А можно как-то попросить увеличить себе и своей знакомой увеличить количество возможных сообщений в личку со 100 хотя бы до 300.
Или можно как-то сделать оповещение, что личка заполнена? А то бывает так, что у собеседника личка полная, ты не можешь ему написать и нет возможности ему сообщить.

----------


## Pechalka

Любопытно о чем можно столько насорить в личку сообщениями. О том, какого цвета на тебе сегодня труселя?

----------


## TheRiddle

Просто я здесь уже много лет общаюсь с одним человеком и нам нравится это место. А общаться можно о чем угодно.
Вы даже не представляете, сколько тем для разговоров существует в этом мире  :Smile:

----------


## Pechalka

Я знаю, я с вами достаточно общалась в прошлом и с ней тоже.

----------


## TheRiddle

А то я вижу ник знакомый  :Smile:  Ну всё же было бы здорово как-то улучшить работу с личкой. Или больше сообщений 
или оповещения, чтобы было видно, что всё забито.

----------


## Pechalka

Админ давно сделал ноги и живёт видимо своей жизнью обустроенной. А модер ничо не может уже, стар, как древний мир.

----------


## TheRiddle

Кто же за хостинг платит? Я помню, вроде админом был Плаксивая Тряпка. Может что и изменилось. На сам форум 
уже очень и очень давно не заходил. Сейчас только с Балдушкой общаюсь и всё)

----------


## Pechalka

Никто за него не платит, на сколько известно мне. Тряпка никогда не был в админах и на вряд ли чем в этом поможет, а админ сделал ноги.

----------


## TheRiddle

Так форум на бесплатном хостинге? Но тогда надо хотя бы за домен платить раз в год. Странно всё это... Будет жалко,
если этот форум закроется.

----------


## NEET

Ваша проблема решается очень просто. Странно, что вы до сих пор не сделали этого.

----------


## TheRiddle

*NEET*, я полагаю, вы предлагаете использовать для общения другие сайты, типа вк, или программы, вроде скайпа.
Но это в данный момент невозможно. Если же вы знаете, как решить мою проблему в пределах этого форума - буду очень благодарен за ценный совет.

----------


## NEET

Не обязательно использовать. Хотя бы обменяться адресами электронной почты на крайний случай.

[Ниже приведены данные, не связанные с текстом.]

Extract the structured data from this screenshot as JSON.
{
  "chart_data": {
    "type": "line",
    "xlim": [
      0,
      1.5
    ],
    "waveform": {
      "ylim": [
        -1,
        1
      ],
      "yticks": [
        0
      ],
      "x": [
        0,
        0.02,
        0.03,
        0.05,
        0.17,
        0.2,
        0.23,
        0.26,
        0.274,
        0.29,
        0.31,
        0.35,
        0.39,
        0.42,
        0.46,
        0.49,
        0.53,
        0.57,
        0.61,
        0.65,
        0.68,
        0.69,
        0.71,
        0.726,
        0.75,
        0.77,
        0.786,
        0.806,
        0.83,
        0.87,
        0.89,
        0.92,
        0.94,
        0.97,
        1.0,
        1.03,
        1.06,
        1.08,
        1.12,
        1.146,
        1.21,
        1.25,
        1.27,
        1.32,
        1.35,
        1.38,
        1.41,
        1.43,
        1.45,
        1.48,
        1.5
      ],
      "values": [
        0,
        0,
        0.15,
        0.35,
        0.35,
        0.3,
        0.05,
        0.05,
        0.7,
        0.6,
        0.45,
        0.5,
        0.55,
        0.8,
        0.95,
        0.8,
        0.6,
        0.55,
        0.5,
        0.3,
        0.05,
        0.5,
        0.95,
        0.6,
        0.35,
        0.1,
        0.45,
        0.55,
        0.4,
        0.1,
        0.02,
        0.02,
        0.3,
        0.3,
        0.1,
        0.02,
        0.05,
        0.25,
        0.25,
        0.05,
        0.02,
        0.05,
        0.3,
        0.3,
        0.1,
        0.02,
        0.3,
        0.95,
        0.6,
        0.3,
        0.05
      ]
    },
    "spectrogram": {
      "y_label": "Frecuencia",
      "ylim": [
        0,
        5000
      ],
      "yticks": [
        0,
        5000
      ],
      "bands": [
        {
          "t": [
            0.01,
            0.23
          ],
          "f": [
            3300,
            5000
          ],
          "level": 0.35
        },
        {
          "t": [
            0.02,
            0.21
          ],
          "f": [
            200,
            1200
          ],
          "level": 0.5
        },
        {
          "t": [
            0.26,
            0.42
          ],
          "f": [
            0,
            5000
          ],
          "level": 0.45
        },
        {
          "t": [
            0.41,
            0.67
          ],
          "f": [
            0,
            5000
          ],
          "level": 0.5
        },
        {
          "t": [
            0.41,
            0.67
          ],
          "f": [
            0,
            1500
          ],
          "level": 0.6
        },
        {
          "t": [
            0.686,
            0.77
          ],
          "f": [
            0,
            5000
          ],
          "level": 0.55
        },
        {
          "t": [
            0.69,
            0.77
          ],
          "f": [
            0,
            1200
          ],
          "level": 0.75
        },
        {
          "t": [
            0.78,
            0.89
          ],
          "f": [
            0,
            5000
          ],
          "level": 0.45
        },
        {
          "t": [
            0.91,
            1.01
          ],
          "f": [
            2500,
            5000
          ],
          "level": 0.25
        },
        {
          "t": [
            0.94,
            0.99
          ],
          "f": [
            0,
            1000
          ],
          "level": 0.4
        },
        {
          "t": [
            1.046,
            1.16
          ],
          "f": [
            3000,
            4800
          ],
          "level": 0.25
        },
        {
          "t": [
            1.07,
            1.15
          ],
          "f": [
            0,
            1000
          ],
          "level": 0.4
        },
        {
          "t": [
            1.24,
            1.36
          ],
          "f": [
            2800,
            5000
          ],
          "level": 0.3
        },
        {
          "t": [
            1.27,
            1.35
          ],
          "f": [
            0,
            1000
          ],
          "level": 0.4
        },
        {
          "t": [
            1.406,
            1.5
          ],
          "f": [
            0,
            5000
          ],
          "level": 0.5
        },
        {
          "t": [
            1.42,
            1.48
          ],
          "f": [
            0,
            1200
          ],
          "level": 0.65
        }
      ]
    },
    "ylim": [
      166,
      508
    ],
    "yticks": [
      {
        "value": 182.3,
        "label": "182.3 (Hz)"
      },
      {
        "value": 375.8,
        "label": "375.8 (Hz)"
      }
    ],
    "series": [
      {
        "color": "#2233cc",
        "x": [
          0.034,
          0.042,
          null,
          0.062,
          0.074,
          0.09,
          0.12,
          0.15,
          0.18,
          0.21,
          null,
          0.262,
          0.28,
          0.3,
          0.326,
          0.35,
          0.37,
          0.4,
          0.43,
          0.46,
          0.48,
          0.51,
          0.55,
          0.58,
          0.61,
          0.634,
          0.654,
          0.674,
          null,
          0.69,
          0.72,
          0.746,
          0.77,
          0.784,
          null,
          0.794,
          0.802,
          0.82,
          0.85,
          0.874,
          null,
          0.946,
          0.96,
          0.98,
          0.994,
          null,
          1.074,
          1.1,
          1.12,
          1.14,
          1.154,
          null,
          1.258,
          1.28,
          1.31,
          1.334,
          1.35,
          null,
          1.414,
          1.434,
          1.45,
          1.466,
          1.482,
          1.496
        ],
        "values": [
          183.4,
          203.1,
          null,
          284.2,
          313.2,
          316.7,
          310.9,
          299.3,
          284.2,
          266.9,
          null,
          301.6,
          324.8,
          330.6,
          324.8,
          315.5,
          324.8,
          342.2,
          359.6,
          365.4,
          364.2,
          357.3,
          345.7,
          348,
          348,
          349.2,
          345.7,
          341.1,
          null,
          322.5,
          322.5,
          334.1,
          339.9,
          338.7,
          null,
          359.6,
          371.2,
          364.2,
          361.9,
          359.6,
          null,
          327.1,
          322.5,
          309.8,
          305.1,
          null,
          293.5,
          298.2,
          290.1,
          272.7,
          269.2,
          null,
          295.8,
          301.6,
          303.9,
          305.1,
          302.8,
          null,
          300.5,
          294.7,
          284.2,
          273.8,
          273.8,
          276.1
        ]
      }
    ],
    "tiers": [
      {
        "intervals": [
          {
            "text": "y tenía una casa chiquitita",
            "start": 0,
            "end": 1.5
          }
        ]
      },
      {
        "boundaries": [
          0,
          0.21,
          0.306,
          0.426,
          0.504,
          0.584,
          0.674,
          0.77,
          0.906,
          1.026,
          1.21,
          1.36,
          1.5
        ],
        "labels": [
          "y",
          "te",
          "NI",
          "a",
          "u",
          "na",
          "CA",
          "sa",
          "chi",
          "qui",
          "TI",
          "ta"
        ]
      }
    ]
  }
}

А здесь... Разве что постить в дневник и следить, чтобы заголовок был виден на главной странице. Лучшего тут вряд ли придумаешь без участия админов.

----------


## TheRiddle

Сообщениями в дневник, собственно, и пользуюсь) Но хотелось чего-то более удобного. Адресами-то обменялись, но все же удобнее пока общаться здесь. Что ж, будем довольствоваться малым) Благодарю за проявленное к моей теме внимание!

----------


## NEET

В дневник или в профиль? Не припомню, чтобв в дневниках появлялась подобная тема.

----------


## TheRiddle

Видимо ошибся. В профиль - во вкладке "Visitor Messages".

----------